4.20.2002

Herman e o povão

(publicado no Expresso Online - leitor com opinião)

Herman José, o mais inteligente humorista português de todos os tempos, músico e designer nato e dialogador robusto e acutilante, possuidor de um background cultural invulgar na TV portuguesa dos nossos dias, vê-se agora inesperadamente abafado pela majestosa estupidez dos bate-chapas "muito-homens" e das modistas "com-cancro-da-mama", inusitados intevenientes e protagonistas nesta nova inqualificável saga da Sic.

Uma virtude tem este "pugrama" - revelar ao povão tele-espectador a sua verdadeira essência.

Antigamente amáveis, hospitaleiros, humildes e honestos - adjectivos que durante décadas o Estado Novo tentou instituir como Qualidades dos Portugueses, - revelam-se agora diária e finalmente as verdadeiras pedras basilares do âmago popular, sendo a principal e mais evidente a do analfabetismo congénito, que naturalmente traz a reboque a estupidez convicta, a inveja metódica, a idiotice conformada e a mediocridade anacrónica como "forma de estar", a par do subdesenvolvimento atroz como filosofia de vida.
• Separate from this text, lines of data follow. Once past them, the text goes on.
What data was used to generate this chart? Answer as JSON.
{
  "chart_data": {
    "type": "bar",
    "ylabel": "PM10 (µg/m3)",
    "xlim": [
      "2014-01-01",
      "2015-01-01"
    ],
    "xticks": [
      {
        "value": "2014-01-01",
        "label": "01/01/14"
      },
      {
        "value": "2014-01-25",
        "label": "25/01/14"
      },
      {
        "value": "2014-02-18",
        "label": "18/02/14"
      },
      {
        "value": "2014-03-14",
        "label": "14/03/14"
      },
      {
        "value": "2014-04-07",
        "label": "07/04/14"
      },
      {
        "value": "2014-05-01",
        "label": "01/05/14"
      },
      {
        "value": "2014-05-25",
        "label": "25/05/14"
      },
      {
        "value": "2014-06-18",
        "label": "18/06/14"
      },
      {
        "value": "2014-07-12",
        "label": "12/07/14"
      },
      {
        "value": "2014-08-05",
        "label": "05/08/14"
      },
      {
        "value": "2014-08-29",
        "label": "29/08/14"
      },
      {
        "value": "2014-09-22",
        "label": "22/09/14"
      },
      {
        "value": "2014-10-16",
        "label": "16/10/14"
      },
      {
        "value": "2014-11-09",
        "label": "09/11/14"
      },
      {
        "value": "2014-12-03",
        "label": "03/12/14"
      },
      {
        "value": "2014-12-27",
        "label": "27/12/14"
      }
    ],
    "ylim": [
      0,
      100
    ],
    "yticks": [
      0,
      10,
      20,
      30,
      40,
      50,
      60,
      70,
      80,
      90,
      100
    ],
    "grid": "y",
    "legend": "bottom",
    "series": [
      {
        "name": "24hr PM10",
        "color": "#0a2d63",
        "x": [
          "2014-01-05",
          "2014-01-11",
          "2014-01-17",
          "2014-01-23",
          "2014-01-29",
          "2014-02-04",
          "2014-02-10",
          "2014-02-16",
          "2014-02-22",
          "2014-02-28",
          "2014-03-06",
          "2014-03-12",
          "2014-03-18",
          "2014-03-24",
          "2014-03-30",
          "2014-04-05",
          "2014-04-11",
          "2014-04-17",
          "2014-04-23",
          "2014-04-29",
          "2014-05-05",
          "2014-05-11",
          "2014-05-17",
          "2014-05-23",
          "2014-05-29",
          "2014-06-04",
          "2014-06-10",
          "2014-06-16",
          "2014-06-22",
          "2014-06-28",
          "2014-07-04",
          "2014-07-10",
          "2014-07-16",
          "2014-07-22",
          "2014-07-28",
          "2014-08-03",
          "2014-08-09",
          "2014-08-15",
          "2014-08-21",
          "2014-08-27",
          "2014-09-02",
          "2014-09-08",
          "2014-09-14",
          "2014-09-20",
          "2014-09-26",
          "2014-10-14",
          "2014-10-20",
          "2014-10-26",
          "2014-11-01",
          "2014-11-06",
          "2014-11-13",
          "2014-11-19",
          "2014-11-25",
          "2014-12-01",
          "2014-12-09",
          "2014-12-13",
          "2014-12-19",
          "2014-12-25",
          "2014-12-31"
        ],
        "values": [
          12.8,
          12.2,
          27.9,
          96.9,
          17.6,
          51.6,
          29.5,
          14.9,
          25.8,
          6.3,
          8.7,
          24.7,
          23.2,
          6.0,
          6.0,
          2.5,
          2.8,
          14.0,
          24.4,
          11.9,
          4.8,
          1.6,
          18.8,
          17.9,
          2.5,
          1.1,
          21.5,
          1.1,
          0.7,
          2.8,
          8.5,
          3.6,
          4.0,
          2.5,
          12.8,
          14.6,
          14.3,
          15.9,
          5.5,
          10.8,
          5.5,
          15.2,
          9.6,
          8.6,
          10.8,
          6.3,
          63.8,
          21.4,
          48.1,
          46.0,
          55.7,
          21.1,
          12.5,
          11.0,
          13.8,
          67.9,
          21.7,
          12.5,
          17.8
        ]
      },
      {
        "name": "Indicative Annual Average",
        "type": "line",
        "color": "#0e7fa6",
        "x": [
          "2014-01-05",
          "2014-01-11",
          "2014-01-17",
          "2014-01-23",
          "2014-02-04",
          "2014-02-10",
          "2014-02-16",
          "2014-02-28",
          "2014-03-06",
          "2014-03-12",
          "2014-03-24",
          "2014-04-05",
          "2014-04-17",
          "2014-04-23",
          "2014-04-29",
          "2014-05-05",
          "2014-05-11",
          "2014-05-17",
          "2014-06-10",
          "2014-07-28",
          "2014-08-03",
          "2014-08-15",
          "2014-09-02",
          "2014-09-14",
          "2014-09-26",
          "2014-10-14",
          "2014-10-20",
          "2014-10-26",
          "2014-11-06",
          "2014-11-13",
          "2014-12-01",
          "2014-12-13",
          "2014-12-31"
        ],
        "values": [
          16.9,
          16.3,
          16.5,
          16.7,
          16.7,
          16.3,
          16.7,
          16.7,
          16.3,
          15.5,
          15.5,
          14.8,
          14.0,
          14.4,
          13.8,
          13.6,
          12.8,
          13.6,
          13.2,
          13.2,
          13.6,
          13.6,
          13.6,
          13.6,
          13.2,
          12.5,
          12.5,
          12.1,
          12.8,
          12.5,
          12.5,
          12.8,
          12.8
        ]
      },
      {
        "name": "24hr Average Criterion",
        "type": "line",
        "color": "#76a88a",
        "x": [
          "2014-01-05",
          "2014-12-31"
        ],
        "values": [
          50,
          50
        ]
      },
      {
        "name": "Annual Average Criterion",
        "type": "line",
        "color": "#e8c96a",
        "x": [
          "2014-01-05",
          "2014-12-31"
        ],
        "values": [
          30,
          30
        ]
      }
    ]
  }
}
Eis o povão segundo Herman José, no seio do qual ele decidiu agora inserir-se, para experimentar novas sensações em directo (sic).

Mas um duelo em directo com armas desiguais não é leal.
Superiormente dotado, Herman está visivelmente diminuído neste embate.

É que tal como não se pode ensinar um porco a falar francês, também não é possível transmitir qualquer tipo de informação ético-cultural àquela gente, simplesmente porque ela não possui os códigos e estruturas mentais necessárias à interiorização de qualquer conceito que não seja o da satisfação imediata das suas necessidades fundamentais.

Herman devia saber isso há muito, mas pelos vistos, não.

E assim, pela primeira vez desde 76, é possivel ver Herman claudicar, chegando ao ponto de desisitir sequer de intervir, completamente sufocado naquele estúdio da Endemol, onde não há um único ser vivente que lhe reconheça a ascendência que a sociedade cultural, em que se habituou a movimentar, sempre lhe conferiu.

Herman José é, no Masterplan, um génio fragilizado e esmagado pelo povão.

O mesmo povão que, por opção própria, se constitui e revê numa exponencial e esmagadora avalanche de idiotice e incultura, que consolidadamente vem relegando o nosso país para o seu justo lugar no ranking das nações da Europa.